Over the last decade the development of RDN for the treatment of arterial hypertension has undergone a dramatic evolution from rapid early interest generated by open-label and nonrandomized trials, through setbacks with unanticipated challenges from the SYMPLICITY HTN-3 trial, to gradual reconsideration with technological improvements, operator know-how, more informed study designs, and larger randomized trials.
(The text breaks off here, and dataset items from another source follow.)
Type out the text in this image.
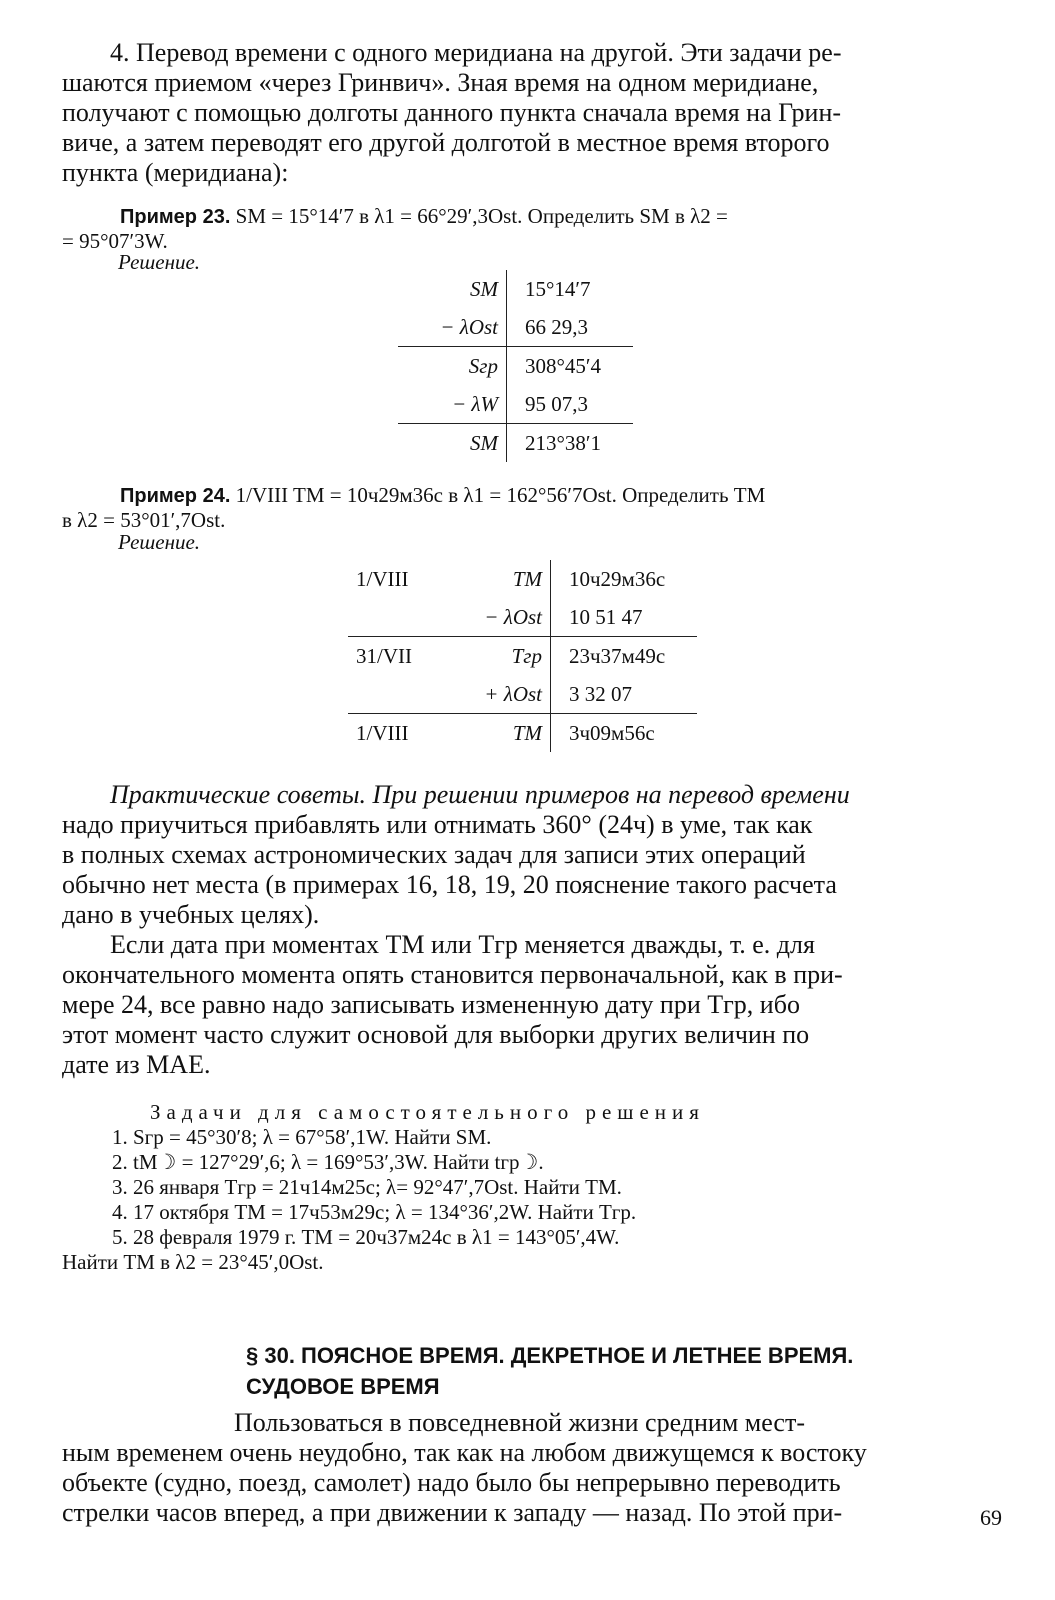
4. Перевод времени с одного меридиана на другой. Эти задачи ре-
шаются приемом «через Гринвич». Зная время на одном меридиане,
получают с помощью долготы данного пункта сначала время на Грин-
виче, а затем переводят его другой долготой в местное время второго
пункта (меридиана):
Пример 23. SМ = 15°14′7 в λ1 = 66°29′,3Ost. Определить SМ в λ2 =
= 95°07′3W.
Решение.
SМ	15°14′7
− λOst	66 29,3
Sгр	308°45′4
− λW	95 07,3
SМ	213°38′1
Пример 24. 1/VIII TМ = 10ч29м36с в λ1 = 162°56′7Ost. Определить TМ
в λ2 = 53°01′,7Ost.
Решение.
1/VIII	TМ	10ч29м36с
	− λOst	10 51 47
31/VII	Tгр	23ч37м49с
	+ λOst	3 32 07
1/VIII	TМ	3ч09м56с
Практические советы. При решении примеров на перевод времени
надо приучиться прибавлять или отнимать 360° (24ч) в уме, так как
в полных схемах астрономических задач для записи этих операций
обычно нет места (в примерах 16, 18, 19, 20 пояснение такого расчета
дано в учебных целях).
Если дата при моментах TМ или Tгр меняется дважды, т. е. для
окончательного момента опять становится первоначальной, как в при-
мере 24, все равно надо записывать измененную дату при Tгр, ибо
этот момент часто служит основой для выборки других величин по
дате из МАЕ.
Задачи для самостоятельного решения
1. Sгр = 45°30′8; λ = 67°58′,1W. Найти SМ.
2. tМ☽ = 127°29′,6; λ = 169°53′,3W. Найти tгр☽.
3. 26 января Tгр = 21ч14м25с; λ= 92°47′,7Ost. Найти TМ.
4. 17 октября TМ = 17ч53м29с; λ = 134°36′,2W. Найти Tгр.
5. 28 февраля 1979 г. TМ = 20ч37м24с в λ1 = 143°05′,4W.
Найти TМ в λ2 = 23°45′,0Ost.
§ 30. ПОЯСНОЕ ВРЕМЯ. ДЕКРЕТНОЕ И ЛЕТНЕЕ ВРЕМЯ.
СУДОВОЕ ВРЕМЯ
Пользоваться в повседневной жизни средним мест-
ным временем очень неудобно, так как на любом движущемся к востоку
объекте (судно, поезд, самолет) надо было бы непрерывно переводить
стрелки часов вперед, а при движении к западу — назад. По этой при-	69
Through this progress, RDN has demonstrated itself to be a safe and well-tolerated endovascular intervention that can reliably enhance blood pressure control through potential novel mechanisms of action. This may ultimately lead to improved cardiovascular prognosis. Nevertheless, larger randomized controlled trials with longer study follow-ups and a better understanding of patient predictors of blood pressure response are necessary to better define the role of this procedure in the long-term control of arterial hypertension.

DISCLOSURE

AJK reports institutional funding to Columbia University and/or Cardiovascular Research Foundation from Medtronic, Boston Scientific, Abbott Vascular, Amgen, CSI, Philips, ReCor Medical, Neurotronic, Biotronik, Chiesi, Bolt Medical, Magenta Medical, Canon, and SoniVie. In addition to research grants, institutional funding includes fees paid to Columbia University and/or Cardiovascular Research Foundation for consulting and/or speaking engagements in which AJK controlled the content. AJK also reports personal consulting from IMDS; Travel Expenses/Meals from Medtronic, Boston Scientific, Abbott Vascular, CSI, Siemens, Philips, ReCor Medical, Chiesi, OpSens, Zoll, and Regeneron.

The other author declared no conflicts of interest.